The result of this arrangement is that everyone has a financial incentive to keep deals coming. Christian Stracke, an analyst with CreditSights, an independent bond research firm that isn't paid by the companies it covers, argues that taking CDO issuers at face value is a mistake. "With trillions at stake," he says, "you have to collect enough data to accurately analyze the product, not just make an educated bet." Stracke says the agencies should have held back some triple-A ratings and declined to rate some of the bonds at all.

Both agencies vigorously deny the conflict-of-interest charges. Says Moody's Managing Director Warren Kornfeld: "Our role is to provide the best independent opinion of credit risk.
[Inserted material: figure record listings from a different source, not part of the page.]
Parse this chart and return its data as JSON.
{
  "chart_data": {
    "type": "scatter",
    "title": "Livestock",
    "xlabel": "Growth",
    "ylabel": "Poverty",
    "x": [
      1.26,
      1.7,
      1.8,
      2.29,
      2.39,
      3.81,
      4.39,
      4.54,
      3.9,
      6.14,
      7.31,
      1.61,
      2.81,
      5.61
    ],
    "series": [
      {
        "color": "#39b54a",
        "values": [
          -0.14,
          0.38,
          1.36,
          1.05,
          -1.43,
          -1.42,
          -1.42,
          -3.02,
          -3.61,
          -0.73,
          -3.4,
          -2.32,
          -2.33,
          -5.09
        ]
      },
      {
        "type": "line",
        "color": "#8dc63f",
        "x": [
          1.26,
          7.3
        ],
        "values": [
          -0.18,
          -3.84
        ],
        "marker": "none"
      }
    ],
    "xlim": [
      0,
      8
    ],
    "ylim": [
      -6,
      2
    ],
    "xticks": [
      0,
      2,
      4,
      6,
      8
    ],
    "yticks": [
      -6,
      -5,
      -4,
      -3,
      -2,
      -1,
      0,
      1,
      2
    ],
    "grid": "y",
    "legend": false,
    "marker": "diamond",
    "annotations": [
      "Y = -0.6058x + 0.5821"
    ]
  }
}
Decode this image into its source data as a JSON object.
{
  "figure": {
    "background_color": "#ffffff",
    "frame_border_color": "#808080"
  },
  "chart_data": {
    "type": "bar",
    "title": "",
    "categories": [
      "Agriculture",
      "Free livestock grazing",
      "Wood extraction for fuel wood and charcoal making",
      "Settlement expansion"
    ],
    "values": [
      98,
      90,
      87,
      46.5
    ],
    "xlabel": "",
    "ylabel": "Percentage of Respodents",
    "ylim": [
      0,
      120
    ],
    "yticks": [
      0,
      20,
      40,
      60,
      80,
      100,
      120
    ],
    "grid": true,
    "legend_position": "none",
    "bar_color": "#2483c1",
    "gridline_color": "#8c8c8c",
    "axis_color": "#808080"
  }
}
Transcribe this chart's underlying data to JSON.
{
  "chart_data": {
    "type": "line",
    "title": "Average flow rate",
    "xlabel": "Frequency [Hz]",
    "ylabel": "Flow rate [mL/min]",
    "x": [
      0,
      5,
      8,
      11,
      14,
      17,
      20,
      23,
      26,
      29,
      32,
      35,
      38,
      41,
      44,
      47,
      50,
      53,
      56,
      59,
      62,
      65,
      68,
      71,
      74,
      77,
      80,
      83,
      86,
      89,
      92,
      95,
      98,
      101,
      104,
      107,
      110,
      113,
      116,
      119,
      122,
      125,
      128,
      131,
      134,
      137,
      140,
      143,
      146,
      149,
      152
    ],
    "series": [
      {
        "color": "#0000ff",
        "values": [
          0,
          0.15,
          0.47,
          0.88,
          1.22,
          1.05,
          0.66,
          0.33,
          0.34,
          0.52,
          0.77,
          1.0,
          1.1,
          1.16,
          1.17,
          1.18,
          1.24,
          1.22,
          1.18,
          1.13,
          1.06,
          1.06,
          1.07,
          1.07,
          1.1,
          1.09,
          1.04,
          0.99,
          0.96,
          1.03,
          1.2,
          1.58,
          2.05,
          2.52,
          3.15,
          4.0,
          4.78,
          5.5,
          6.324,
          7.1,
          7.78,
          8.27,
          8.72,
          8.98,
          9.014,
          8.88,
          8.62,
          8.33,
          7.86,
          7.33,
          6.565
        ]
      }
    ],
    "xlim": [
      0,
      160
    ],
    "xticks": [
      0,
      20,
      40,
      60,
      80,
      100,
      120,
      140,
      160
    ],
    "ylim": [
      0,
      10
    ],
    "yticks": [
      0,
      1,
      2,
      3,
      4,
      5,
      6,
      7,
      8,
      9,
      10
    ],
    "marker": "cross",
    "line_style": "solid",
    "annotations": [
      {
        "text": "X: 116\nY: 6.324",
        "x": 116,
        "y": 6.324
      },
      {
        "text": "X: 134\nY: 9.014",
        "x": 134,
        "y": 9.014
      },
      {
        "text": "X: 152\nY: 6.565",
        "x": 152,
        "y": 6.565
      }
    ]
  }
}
We will not forbear from taking action."

The agencies stress that they can't possibly keep track of every single loan that makes up a CDO. But they make a point of being as open as possible with their methodology. "We engage in conversations with issuers so that they can better understand our criteria," says S&P spokesman Chris Atkins. Says Moody's Kornfeld: "We obviously have dialogue with everybody and our process is transparent." More fundamentally, they argue their CDO ratings are editorial opinions covered by the free speech protections in the U.S. Constitution, and shouldn't be used to govern investment decisions.